Financial Assistance for Second Opinions
Patients, caregivers and families grappling with the enormity of their diagnosis and the strain of day-to-day care may not believe they have the means or the energy to advocate on their own behalf and actively search for the best source(s) of a second opinion. However, help is available. Sarcoma support groups are great resources to get up-to-date information from people who are familiar with the process. They can help members locate local resources as well as connect each other with national programs that provide assistance with the costs of travel, lodging, and other expenses that insurance won’t cover.
A good example is the Sarcoma Alliance’s Hand in Hand program. This program "offers financial assistance for second opinion consultations by reimbursing expenses related to travel, phone bills, costs of the evaluation, and related expenses."
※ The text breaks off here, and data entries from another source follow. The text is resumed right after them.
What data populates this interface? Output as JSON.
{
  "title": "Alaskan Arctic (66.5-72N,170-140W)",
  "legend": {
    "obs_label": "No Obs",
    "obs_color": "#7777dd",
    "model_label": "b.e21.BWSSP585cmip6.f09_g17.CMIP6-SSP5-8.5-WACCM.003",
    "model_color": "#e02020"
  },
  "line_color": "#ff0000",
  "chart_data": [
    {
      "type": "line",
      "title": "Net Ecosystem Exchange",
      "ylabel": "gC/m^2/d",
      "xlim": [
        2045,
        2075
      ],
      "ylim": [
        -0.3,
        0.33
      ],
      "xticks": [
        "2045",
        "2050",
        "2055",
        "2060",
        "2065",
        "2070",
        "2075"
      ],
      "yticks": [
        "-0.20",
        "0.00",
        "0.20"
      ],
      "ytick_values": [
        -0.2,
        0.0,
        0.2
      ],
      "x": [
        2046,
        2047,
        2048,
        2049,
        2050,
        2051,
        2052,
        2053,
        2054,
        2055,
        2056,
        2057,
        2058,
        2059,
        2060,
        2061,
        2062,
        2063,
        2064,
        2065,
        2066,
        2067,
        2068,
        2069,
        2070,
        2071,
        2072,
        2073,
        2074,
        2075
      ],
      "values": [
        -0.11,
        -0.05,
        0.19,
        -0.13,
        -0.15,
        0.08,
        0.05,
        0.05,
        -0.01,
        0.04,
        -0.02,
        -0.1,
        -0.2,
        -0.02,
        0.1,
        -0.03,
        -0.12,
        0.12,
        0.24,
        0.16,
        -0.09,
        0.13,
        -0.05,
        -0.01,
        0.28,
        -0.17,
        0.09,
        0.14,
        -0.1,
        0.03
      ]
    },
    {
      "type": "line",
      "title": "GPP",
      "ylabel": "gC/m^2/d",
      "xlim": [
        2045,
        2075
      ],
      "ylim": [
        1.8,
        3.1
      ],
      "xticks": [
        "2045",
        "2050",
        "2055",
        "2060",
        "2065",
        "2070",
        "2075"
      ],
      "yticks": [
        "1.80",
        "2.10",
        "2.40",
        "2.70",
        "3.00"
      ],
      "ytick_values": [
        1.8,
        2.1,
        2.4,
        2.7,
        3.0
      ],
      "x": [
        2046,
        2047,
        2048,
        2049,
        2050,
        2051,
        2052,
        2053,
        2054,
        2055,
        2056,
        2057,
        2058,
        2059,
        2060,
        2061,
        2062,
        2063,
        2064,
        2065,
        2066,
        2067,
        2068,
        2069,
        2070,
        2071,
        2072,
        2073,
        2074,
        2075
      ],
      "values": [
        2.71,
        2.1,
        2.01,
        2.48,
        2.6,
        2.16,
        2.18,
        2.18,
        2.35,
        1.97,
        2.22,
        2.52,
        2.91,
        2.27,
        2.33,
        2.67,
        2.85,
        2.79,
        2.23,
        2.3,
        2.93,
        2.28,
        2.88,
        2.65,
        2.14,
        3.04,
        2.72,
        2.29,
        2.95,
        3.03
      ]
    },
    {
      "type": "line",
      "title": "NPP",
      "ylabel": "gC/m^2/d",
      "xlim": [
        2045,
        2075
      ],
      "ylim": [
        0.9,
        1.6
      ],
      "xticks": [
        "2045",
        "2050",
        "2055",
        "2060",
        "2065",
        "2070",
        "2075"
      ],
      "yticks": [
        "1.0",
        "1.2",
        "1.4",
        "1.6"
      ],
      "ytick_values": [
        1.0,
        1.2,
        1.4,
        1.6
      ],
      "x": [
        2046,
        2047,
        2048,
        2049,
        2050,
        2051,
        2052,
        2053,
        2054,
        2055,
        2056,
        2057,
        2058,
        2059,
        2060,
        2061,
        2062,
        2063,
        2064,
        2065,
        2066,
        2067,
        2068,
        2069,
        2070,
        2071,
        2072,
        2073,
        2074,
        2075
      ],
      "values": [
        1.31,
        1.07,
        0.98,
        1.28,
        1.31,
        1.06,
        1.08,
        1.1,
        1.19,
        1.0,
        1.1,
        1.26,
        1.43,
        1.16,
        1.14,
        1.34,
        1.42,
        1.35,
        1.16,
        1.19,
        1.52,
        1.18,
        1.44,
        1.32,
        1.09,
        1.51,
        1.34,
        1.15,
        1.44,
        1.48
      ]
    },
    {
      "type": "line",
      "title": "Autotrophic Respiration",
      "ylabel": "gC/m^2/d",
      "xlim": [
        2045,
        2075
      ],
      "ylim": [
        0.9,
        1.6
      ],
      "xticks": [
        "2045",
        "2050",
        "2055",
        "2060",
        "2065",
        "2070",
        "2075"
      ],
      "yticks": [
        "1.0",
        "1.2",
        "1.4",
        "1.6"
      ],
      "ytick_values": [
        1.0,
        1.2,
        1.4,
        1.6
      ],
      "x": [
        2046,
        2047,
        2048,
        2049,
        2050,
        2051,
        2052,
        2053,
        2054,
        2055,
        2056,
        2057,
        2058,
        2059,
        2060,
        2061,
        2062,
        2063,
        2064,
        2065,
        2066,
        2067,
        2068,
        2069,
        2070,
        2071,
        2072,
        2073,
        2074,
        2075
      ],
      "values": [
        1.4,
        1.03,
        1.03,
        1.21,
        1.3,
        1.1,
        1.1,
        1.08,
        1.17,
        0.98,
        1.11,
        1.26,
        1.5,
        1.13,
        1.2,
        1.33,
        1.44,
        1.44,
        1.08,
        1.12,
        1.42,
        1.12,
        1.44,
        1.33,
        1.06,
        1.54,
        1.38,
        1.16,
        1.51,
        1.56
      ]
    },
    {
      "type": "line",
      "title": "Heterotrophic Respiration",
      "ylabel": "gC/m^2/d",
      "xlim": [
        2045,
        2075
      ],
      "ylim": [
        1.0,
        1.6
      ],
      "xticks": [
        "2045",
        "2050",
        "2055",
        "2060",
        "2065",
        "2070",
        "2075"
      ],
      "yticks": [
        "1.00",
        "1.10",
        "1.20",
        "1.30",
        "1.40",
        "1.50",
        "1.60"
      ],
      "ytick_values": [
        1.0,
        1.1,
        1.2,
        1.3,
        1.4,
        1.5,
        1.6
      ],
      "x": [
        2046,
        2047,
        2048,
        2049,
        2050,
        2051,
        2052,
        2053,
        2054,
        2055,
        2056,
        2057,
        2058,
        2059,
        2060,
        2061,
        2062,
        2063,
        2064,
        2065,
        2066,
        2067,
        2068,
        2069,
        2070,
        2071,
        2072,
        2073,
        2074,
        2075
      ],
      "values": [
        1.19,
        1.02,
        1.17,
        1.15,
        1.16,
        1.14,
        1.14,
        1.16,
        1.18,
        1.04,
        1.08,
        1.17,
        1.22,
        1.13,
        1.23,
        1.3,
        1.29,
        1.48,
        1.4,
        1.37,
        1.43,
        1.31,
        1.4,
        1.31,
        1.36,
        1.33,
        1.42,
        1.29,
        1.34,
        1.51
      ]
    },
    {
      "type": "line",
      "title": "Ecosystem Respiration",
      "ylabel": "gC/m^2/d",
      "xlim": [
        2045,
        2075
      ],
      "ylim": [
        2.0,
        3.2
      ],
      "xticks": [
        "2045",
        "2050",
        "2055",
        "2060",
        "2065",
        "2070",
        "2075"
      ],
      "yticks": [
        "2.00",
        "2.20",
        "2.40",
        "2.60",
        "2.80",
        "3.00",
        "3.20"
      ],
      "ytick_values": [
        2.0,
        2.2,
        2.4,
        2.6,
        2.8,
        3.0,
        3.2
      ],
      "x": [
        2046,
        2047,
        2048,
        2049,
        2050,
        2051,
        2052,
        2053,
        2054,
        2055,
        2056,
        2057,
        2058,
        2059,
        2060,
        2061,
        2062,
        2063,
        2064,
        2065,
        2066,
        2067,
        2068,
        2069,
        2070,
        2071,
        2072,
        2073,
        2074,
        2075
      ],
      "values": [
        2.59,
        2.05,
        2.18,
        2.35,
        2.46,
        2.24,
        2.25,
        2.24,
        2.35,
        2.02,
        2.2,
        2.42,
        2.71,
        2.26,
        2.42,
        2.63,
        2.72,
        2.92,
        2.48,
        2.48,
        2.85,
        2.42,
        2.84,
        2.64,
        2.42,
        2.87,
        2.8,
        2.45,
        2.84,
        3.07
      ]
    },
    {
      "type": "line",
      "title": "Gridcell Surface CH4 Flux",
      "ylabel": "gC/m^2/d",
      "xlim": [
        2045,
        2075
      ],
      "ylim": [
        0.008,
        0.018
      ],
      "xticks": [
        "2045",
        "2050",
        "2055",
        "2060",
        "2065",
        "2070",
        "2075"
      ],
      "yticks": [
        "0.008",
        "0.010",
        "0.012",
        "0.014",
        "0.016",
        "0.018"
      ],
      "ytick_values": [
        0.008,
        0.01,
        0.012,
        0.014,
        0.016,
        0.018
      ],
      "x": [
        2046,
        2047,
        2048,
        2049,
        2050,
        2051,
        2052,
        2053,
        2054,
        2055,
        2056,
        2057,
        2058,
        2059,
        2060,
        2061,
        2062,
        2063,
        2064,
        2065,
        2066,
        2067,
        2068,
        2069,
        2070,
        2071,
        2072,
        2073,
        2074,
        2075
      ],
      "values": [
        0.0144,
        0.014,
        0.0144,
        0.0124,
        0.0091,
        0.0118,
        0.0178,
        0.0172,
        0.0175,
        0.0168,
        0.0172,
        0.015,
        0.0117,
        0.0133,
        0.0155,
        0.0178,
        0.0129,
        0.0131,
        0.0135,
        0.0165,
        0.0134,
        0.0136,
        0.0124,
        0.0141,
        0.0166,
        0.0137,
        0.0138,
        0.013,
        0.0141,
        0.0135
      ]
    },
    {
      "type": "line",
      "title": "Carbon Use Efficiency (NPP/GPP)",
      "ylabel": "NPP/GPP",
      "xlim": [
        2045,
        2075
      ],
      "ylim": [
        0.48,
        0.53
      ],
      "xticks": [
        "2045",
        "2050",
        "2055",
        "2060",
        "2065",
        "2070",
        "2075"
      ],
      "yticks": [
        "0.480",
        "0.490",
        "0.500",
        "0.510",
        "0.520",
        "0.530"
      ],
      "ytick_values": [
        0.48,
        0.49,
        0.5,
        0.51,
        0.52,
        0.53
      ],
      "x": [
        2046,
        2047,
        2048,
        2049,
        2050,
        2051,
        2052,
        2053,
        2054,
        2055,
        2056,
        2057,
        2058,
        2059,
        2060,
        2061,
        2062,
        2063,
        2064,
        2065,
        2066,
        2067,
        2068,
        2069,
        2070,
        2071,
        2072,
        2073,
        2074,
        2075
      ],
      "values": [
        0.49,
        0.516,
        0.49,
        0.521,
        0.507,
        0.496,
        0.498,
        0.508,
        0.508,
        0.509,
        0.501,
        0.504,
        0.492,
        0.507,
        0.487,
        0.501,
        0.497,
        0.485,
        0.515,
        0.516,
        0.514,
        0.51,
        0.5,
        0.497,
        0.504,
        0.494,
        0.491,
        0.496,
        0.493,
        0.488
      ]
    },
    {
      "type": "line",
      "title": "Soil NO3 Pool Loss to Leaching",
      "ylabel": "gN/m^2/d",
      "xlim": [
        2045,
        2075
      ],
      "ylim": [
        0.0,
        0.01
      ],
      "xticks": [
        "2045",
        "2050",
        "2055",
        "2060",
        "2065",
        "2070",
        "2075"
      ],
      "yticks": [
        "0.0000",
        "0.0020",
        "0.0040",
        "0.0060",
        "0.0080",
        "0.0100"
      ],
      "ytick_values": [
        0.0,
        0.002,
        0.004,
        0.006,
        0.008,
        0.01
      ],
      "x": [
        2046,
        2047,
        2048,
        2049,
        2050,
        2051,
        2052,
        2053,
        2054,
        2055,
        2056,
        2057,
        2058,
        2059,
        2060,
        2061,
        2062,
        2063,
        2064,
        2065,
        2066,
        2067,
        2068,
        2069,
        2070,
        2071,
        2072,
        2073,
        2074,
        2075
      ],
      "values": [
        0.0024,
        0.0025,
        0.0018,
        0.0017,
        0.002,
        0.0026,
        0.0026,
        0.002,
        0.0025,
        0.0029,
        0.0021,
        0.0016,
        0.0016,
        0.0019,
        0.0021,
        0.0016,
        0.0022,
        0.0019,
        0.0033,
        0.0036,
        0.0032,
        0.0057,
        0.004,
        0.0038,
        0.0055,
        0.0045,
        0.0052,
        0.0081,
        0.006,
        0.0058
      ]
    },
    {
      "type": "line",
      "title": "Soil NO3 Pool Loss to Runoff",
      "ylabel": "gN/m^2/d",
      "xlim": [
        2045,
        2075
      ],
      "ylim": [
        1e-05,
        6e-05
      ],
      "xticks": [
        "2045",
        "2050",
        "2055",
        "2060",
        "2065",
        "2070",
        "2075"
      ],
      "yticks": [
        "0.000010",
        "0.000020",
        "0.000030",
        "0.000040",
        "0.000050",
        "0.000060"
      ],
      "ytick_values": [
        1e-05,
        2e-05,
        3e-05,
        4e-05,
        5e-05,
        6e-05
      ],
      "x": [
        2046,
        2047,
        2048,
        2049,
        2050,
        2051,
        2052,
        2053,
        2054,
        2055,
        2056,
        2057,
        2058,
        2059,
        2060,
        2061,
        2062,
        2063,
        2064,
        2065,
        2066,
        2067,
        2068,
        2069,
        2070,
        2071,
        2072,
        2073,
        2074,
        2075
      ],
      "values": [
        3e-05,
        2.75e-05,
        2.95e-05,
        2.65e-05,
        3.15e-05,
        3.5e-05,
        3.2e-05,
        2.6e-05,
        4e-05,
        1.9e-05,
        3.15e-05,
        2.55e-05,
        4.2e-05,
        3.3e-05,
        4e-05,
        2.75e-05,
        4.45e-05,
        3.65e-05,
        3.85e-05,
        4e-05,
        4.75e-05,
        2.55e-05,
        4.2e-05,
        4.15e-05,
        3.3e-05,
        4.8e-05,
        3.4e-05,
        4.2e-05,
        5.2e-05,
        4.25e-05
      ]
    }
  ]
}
Major sarcoma centers can supply information on the availability of free or discounted housing provided by organizations including The American Cancer Society's Hope Lodge, the Ronald McDonald Houses, and the local hotel industry.
Expenses (and patient stress!) can be further reduced when a working relationship is developed between a local oncology practice and a major sarcoma center. Sarcoma centers are often willing to provide the expert diagnosis and the treatment protocol, which can then be carried out closer to the patient’s home. For adults, outpatient treatment may also be an option.
For more information about financial assistance,
view our Sarcoma Support Resources.
In summarizing the results of the "Mandatory Second Opinion" study, John Hopkins researchers point out that "Although a policy of mandatory second opinion surgical pathology for referred patients makes good clinical and risk management sense .... current trends in medical economics has placed this and other quality assurance practice at possible risk."5
From a caregiver perspective, this author sees that patients with a new sarcoma diagnosis need to be advised of the value of a second opinion on the diagnosis. There is always a great sense of urgency to begin treatment as soon as possible, so patients and their families may be wary of any delays. They need to be assured that expedited communication between the diagnosing facility and a major sarcoma center regarding diagnosis will reduce the amount of time between diagnosis and treatment and this is time well spent. No patient can afford to lose time pursuing the wrong treatment due to incorrect diagnosis. Remediating the effects of wrong treatments and procedures, after the mistake is recognized, cannot always be done.